I will have another look at the units and let you know. Are the dates in the instructors repo confirmed?
@cd702 Hi Cora, sorry for the late reply, the dates will be confirmed this weekend.
@majkah0 Hi Mária, I can still be responsible for SLU02 this year :)
Perfect, thank you @jgomes959 . Just to warn you - Pandas has changed row subsetting, so there might be a lot of corrections to do.
Hi, doesn't Vasco already has a list of who will be responsible for each teaching? Also maybe we should update it, per Spec, even for the bootcamp, and highlight the fact that the process has changes
@cd702 Hi Cora, this is finally moving :) You were interested in QA for SLU 06, 08, 12 or 13. Can I sign you up for some of those? These units will go out at the end of November/beginning of December. We are also looking for QA for the admissions units and test which will go out in mid October. This year, there will be minimal unit development. The QA should happen first, then the instructor will correct all the issues. So you can already start, the instructor repo is set up.

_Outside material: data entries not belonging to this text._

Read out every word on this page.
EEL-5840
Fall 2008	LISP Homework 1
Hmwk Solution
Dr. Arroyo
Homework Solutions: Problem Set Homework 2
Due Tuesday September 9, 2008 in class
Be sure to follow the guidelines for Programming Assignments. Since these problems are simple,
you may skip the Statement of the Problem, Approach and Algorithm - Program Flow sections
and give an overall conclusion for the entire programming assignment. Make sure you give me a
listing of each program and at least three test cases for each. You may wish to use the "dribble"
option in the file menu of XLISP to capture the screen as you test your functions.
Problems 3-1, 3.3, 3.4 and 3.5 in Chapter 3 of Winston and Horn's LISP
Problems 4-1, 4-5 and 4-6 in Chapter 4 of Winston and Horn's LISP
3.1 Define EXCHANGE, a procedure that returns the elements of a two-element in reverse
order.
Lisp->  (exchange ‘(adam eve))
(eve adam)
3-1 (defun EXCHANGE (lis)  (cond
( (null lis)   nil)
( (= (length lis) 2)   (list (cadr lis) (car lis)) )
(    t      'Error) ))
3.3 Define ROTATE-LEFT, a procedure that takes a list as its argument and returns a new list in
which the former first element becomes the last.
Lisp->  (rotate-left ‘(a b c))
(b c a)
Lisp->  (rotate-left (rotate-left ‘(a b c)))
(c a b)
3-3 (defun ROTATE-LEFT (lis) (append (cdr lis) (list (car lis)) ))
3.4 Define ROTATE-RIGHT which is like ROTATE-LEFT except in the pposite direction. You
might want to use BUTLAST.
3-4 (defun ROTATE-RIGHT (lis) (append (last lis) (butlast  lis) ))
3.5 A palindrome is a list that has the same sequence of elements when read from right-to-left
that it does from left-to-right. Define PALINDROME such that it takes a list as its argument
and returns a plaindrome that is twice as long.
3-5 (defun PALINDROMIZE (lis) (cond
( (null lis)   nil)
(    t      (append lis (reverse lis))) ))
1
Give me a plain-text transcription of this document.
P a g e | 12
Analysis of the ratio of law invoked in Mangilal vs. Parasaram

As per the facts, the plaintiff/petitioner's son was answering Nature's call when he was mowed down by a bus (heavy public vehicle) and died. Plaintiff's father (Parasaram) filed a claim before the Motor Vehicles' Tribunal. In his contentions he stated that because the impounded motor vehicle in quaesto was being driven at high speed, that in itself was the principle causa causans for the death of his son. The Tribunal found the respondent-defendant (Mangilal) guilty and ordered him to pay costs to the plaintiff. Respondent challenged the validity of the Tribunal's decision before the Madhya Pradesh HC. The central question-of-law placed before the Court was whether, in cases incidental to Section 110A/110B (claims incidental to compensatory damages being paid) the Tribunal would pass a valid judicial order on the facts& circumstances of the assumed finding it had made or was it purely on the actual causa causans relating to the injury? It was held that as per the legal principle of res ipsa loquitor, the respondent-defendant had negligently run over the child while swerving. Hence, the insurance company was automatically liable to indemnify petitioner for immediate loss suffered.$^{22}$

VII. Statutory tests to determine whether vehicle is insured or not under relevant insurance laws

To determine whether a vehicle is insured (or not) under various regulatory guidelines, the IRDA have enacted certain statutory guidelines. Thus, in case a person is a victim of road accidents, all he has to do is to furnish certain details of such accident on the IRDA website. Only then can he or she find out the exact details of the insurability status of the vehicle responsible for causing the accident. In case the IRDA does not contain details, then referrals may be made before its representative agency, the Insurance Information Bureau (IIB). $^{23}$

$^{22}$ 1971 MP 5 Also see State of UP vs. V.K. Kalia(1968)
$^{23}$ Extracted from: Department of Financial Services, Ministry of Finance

Hi Maria, that's great news :) in this case you can sign me up as QA for units 6 and 8 as well as 12. If you need me there I can also have a look over SLU 1 and try out the admissions test once it's ready :)
Thank you very much Cora!
Added myself to QA of Admissions test and SLU14 Instructor.
i am available for QA SLU11, SLU12, SLU14
Hey @mafaldavs, welcome!, SLU12 is already taken. Is there any other you would like to take?
Hi,
Sorry @mafaldavs, @Gustavo-SF and @cd702 this is not the structure for QA this year, I still have to update, but basically each person will be responsible for 3 SLUs.
I'll update it, this template is not to be used for QA, I'm thinking the best way to incorporate it here.